Confess and Repent

LifeLink Devotional

Thursday, August 2, 2018

Matthew 6:12  Forgive us our trespasses, as we also have forgiven those who trespass against us.

Mark 11:25  And when you stand praying, if you hold anything against anyone, forgive him, so that your Father in heaven may forgive you your sins.”

In Philippians 4:6, Paul tells us to bring everything in our lives to God in prayer. Prayer is the word used in Scripture to describe all communication with God. Intimate relationships require various forms of communication: terms of endearment, comments of care and concern, expressions of encouragement, words of confession and sorrow, and questions of request are just some of the ways that people who are in love talk to one another. On Tuesday we began a study of the various types of prayers that Scripture encourages us to use as we communicate intimately with God. We started with discussions of praise and thanksgiving.

The next type of prayer that must be a part of an intimate relationship with God is confession and repentance. Consider the importance of this in your most intimate human relationship. True intimacy cannot be experienced without true humility, manifested by taking personal responsibility for wrong and admitting fault. That is what we call confession. But confession alone is not sufficient to bring intimacy to a relationship: there must be repentance as well. Of what value is admission of sin if there is not a turning from the sin and a commitment to not do it again?

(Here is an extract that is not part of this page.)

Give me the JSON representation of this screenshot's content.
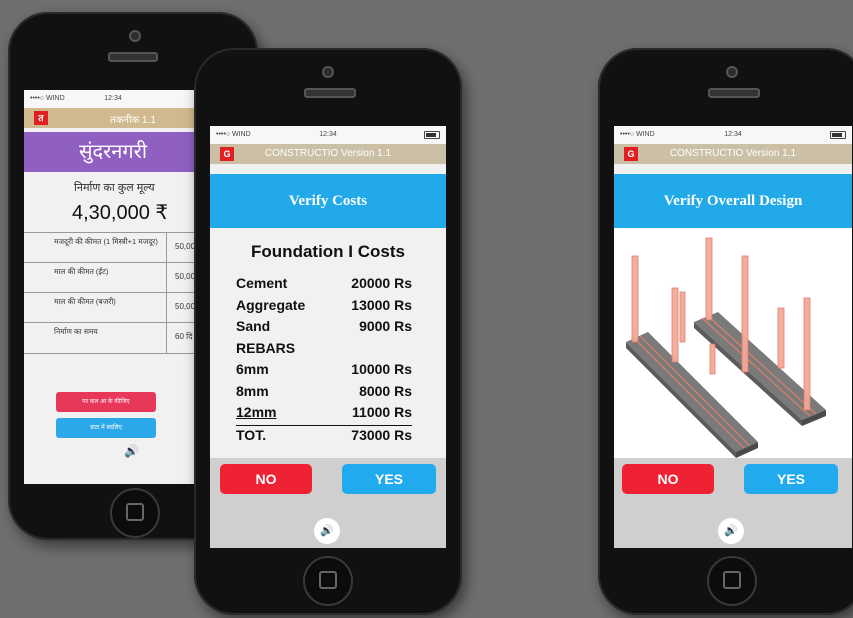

As children, our parents tried to teach this to us. We were not only required to apologize for what we did, but we had to promise not to do it again. As immature children we probably said those things without meaning them. Many of us do the same with God. We may say we’re sorry, but our confession seems to have an accompanying asterisk, with the footnote containing the reasons we want expressed to justify our action. Such rationalization of behavior falls far short of true confession and most certainly does not include repentance. True confession and repentance takes full responsibility for the behavior and sincerely commits to never doing it again.

When we study the word confess in Scripture, as used in 1 John 1:9 which states, “If we confess our sins, He is faithful and just to forgive us our sins, and to cleanse us from all unrighteousness,” we discover that it means to come into agreement with God. True confession of sin requires us to see it from God’s perspective and not ours. Our perspective is motivated by self-protection. We attempt to justify our actions to preserve self-worth and protect our image. All such responses require shared responsibility for the behavior.

This is not a new concept – it has been around as long as humans have sinned. When Adam was first confronted by God with his sin, he immediately blamed the woman. He even blamed God who gave him the woman. Eve in turn blamed the serpent. We still try to weasel out of personal responsibility today, blaming our dysfunctional or abusive upbringing, our poverty level social status, racial discrimination, or even God himself for allowing us to be in such situations. We quickly agree with the world’s assessment of our situation and our response to it, but we stop short of considering God’s assessment of our choices. We live in a culture that idolizes choice, and we have chosen to make choice our God.  It is time for us to come into agreement with God about our choices and their consequences. It is time for the people of God to confess their sin.

But if forgiveness is to be offered, repentance is inseparable from confession. God does not extend forgiveness without repentance. (Repent, then, and turn to God, so that your sins may be wiped out. Acts 3:19) To repent is to turn from the sin and proceed in a different direction, specifically the direction of agreement with God.

When we confess to a sin, we admit that our action was not in agreement with God. When we repent of that sin, we admit that we want to be in agreement with God. But the simple act of admission is not sufficient: there must be an accompanying action, and that action is to make new choices that are in agreement with God. This brings true depth of intimacy to our relationship with God. All dysfunctional issues of self-protection, self-worth and image disappear when we experience the forgiveness of God as a result of our humble confession and repentance of sin. Our fear of rejection that motivates justification of our choices is abolished in the love of God.

We must learn to truly confess sin and repent of it. Every prayer we pray depends upon it. God does not hear the prayers of people who harbor unconfessed and unrepented sin in their hearts. (If I had cherished sin in my heart, the Lord would not have listened; Psalms 66:18)

Maybe the reason we are not experiencing the power of God in prayer is that we are not praying with pure hearts. Make a specific effort today to ask the Holy Spirit to reveal to you any sin that is hindering the intimacy of your relationship with Christ, and then pray with confession and repentance. God’s presence and power will be revived in you.